Inauguration de l'Institut Goethe de Dakar
Transmission de valeurs sous le baobab
La couronne du puissant baobab domine les bâtiments et l’animation des invités rassemblés autour de lui ce soir-là. Des personnalités politiques telles que la ministre d’État au ministère fédéral des Affaires étrangères, Serap Güler, le ministre sénégalais de la Culture Amadou Ba, des diplomates, des artistes et des représentants de la scène culturelle africaine, mais aussi des habitants du quartier, des étudiants en germanistique de l’Université Cheikh Anta Diop toute proche et des passants curieux sont venus rendre hommage à l’édifice achevé ainsi qu’à l’architecte Francis Féré, originaire du Burkina Faso, installé à Berlin et de renommée internationale.

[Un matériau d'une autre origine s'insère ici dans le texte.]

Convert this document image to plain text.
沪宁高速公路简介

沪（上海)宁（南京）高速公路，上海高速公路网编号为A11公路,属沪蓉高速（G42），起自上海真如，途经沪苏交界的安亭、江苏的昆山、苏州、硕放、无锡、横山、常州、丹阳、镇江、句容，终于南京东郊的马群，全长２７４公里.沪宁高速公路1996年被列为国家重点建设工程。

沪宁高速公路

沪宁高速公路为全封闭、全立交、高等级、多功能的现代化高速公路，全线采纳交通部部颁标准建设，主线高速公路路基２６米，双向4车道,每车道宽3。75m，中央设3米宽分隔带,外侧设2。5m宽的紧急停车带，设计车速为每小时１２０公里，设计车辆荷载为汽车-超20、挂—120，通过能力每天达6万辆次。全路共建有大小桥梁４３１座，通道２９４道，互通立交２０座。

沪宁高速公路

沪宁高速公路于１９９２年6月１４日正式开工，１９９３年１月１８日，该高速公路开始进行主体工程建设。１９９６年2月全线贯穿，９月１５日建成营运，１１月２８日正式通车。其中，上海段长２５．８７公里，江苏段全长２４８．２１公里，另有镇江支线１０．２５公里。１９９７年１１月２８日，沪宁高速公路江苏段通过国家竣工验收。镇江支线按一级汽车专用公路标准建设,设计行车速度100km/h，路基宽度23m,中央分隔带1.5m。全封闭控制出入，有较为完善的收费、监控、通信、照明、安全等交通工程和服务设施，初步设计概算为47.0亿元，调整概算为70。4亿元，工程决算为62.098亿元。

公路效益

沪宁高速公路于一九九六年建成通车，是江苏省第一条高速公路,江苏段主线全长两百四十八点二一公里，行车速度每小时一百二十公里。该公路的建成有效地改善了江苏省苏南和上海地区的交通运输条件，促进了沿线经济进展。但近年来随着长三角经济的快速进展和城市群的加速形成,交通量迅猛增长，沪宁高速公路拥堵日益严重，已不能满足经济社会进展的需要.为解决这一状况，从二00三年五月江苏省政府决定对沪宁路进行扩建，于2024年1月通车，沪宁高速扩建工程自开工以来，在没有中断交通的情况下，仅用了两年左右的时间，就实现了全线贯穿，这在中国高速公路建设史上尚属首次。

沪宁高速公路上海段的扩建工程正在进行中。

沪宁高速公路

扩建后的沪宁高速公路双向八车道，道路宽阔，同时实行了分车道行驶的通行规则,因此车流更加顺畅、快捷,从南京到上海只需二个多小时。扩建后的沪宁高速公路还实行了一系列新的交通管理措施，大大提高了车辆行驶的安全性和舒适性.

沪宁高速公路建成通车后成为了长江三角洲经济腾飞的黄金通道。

Le nouveau bâtiment, lumineux et d’un rouge brique, qui enlace l’arbre ancestral en son centre, apparaît à la fois accueillant et ouvert. La plupart des nombreux invités s’arrêtent avec admiration à l’entrée et contemplent avec respect ce que le lauréat du prix Pritzker (2022) Féré, et son équipe ont conçu et réalisé pour le compte du gouvernement allemand : un nouvel institut culturel allemand au Sénégal.

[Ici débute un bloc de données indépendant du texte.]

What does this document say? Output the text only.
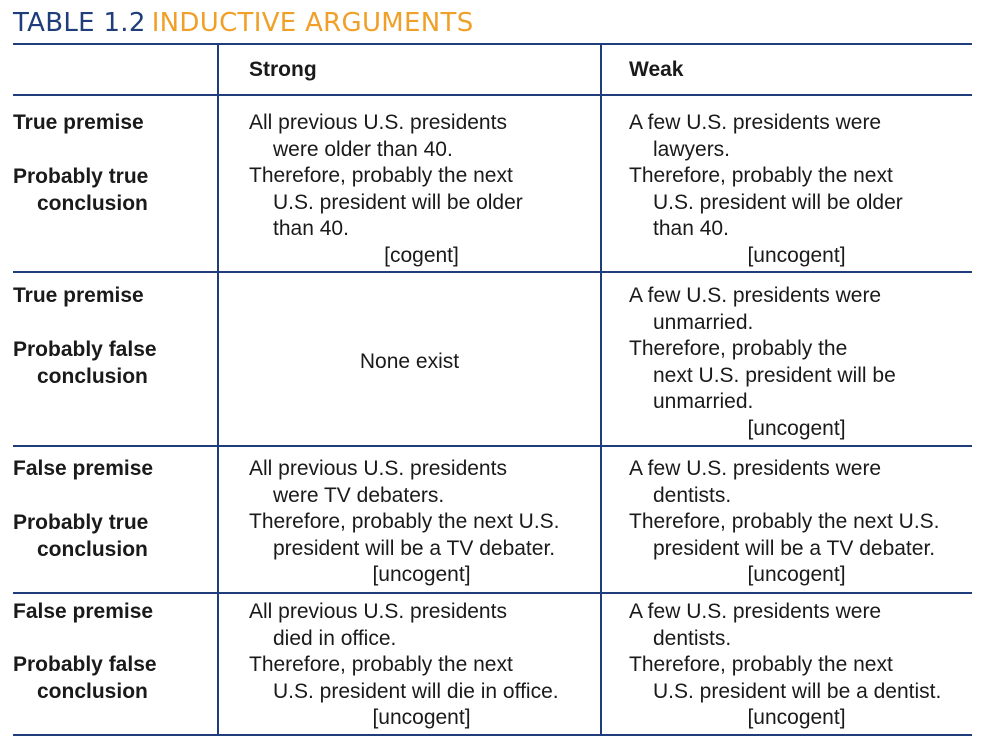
TABLE 1.2 INDUCTIVE ARGUMENTS
Strong	Weak
True premise
Probably true
conclusion
All previous U.S. presidents
were older than 40.
Therefore, probably the next
U.S. president will be older
than 40.
[cogent]
A few U.S. presidents were
lawyers.
Therefore, probably the next
U.S. president will be older
than 40.
[uncogent]
True premise
Probably false
conclusion
None exist
A few U.S. presidents were
unmarried.
Therefore, probably the
next U.S. president will be
unmarried.
[uncogent]
False premise
Probably true
conclusion
All previous U.S. presidents
were TV debaters.
Therefore, probably the next U.S.
president will be a TV debater.
[uncogent]
A few U.S. presidents were
dentists.
Therefore, probably the next U.S.
president will be a TV debater.
[uncogent]
False premise
Probably false
conclusion
All previous U.S. presidents
died in office.
Therefore, probably the next
U.S. president will die in office.
[uncogent]
A few U.S. presidents were
dentists.
Therefore, probably the next
U.S. president will be a dentist.
[uncogent]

Dans le style de l’afrofuturisme, le bâtiment associe des techniques et des matériaux inspirés de l’histoire architecturale du Mali et du Burkina Faso aux dernières avancées de la construction bio-écologique, fidèle à la devise : aussi peu de béton que nécessaire, autant de terre que possible. Pas de climatisation, mais des flux d’air générés par une conception ingénieuse, beaucoup d’espace pour les rencontres et le travail mobile, ainsi qu’une agora accueillante au pied du baobab, l’arbre à palabres. Cette approche constitue la clé d’un mode de construction alternatif et durable, où moins de béton, moins de sable et une consommation énergétique réduite apportent des réponses aux défis urbains de demain.
Avec ce projet, l’État allemand a réussi un véritable coup d’éclat. Le Sénégal, pays à forte affinité culturelle, voit sa scène culturelle s’enrichir d’une source d’inspiration, et l’Allemagne se dote d’une carte de visite particulièrement attrayante.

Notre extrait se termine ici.